Automatically choose chunk-size optimal for disk/system

Question

I have the following code

def GetSHA256(filename, size = 2 ** 10):

    import hashlib

    h = hashlib.sha256()

    with open(filename, 'rb') as f:
        for byte_block in iter(lambda: f.read(size * h.block_size), b""):
            h.update(byte_block)
        return h.hexdigest()

I want to choose an optimal chunk-size. However, from what I could find people tend to optimise by hand. E.g. here and here. Is there a way how this can be done better? Or is there a library that has thought about this question?

Answer 1

Have you looked into io.DEFAULT_BUFFER_SIZE?

Per the docs for open():

buffering is an optional integer used to set the buffering policy. Pass 0 to switch buffering off (only allowed in binary mode), 1 to select line buffering (only usable in text mode), and an integer > 1 to indicate the size in bytes of a fixed-size chunk buffer.
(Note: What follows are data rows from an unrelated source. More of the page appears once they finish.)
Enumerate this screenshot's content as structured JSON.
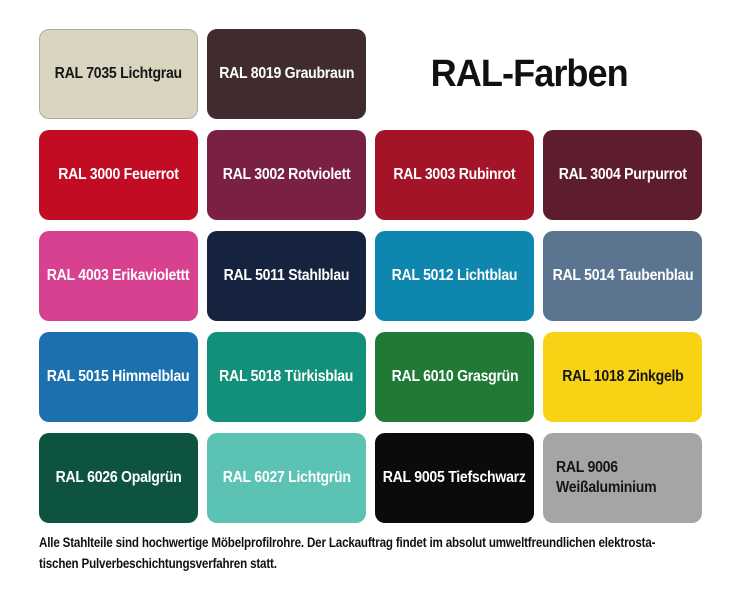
{
  "title": "RAL-Farben",
  "swatches": [
    {
      "ral": "ral-7035",
      "label": "RAL 7035 Lichtgrau",
      "color": "#DAD5C0",
      "text_color": "#161616",
      "border_color": "#ADADA0"
    },
    {
      "ral": "ral-8019",
      "label": "RAL 8019 Graubraun",
      "color": "#402B2F",
      "text_color": "#FFFFFF"
    },
    {
      "ral": "ral-3000",
      "label": "RAL 3000 Feuerrot",
      "color": "#C10C24",
      "text_color": "#FFFFFF"
    },
    {
      "ral": "ral-3002",
      "label": "RAL 3002 Rotviolett",
      "color": "#7A2044",
      "text_color": "#FFFFFF"
    },
    {
      "ral": "ral-3003",
      "label": "RAL 3003 Rubinrot",
      "color": "#A31428",
      "text_color": "#FFFFFF"
    },
    {
      "ral": "ral-3004",
      "label": "RAL 3004 Purpurrot",
      "color": "#5D1D2E",
      "text_color": "#FFFFFF"
    },
    {
      "ral": "ral-4003",
      "label": "RAL 4003 Erikaviolettt",
      "color": "#D7418F",
      "text_color": "#FFFFFF"
    },
    {
      "ral": "ral-5011",
      "label": "RAL 5011 Stahlblau",
      "color": "#15233E",
      "text_color": "#FFFFFF"
    },
    {
      "ral": "ral-5012",
      "label": "RAL 5012 Lichtblau",
      "color": "#0E86AE",
      "text_color": "#FFFFFF"
    },
    {
      "ral": "ral-5014",
      "label": "RAL 5014 Taubenblau",
      "color": "#5B7591",
      "text_color": "#FFFFFF"
    },
    {
      "ral": "ral-5015",
      "label": "RAL 5015 Himmelblau",
      "color": "#1C70AE",
      "text_color": "#FFFFFF"
    },
    {
      "ral": "ral-5018",
      "label": "RAL 5018 Türkisblau",
      "color": "#12907A",
      "text_color": "#FFFFFF"
    },
    {
      "ral": "ral-6010",
      "label": "RAL 6010 Grasgrün",
      "color": "#207A35",
      "text_color": "#FFFFFF"
    },
    {
      "ral": "ral-1018",
      "label": "RAL 1018 Zinkgelb",
      "color": "#F8D315",
      "text_color": "#161616"
    },
    {
      "ral": "ral-6026",
      "label": "RAL 6026 Opalgrün",
      "color": "#0E5340",
      "text_color": "#FFFFFF"
    },
    {
      "ral": "ral-6027",
      "label": "RAL 6027 Lichtgrün",
      "color": "#5BC2B4",
      "text_color": "#FFFFFF"
    },
    {
      "ral": "ral-9005",
      "label": "RAL 9005 Tiefschwarz",
      "color": "#0B0B0B",
      "text_color": "#FFFFFF"
    },
    {
      "ral": "ral-9006",
      "label": "RAL 9006\nWeißaluminium",
      "color": "#A5A5A5",
      "text_color": "#161616",
      "multiline": true
    }
  ],
  "footer": {
    "line1": "Alle Stahlteile sind hochwertige Möbelprofilrohre. Der Lackauftrag findet im absolut umweltfreundlichen elektrosta-",
    "line2": "tischen Pulverbeschichtungsverfahren statt."
  }
}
When no buffering argument is given, the default buffering policy works as follows:\

Binary files are buffered in fixed-size chunks; the size of the buffer is chosen using a heuristic trying to determine the underlying device’s “block size” and falling back on io.DEFAULT_BUFFER_SIZE. On many systems, the buffer will typically be 4096 or 8192 bytes long.

The default behavior is buffering=-1, so open() is more that likely reading the file in buffered 8192 chunks anyway.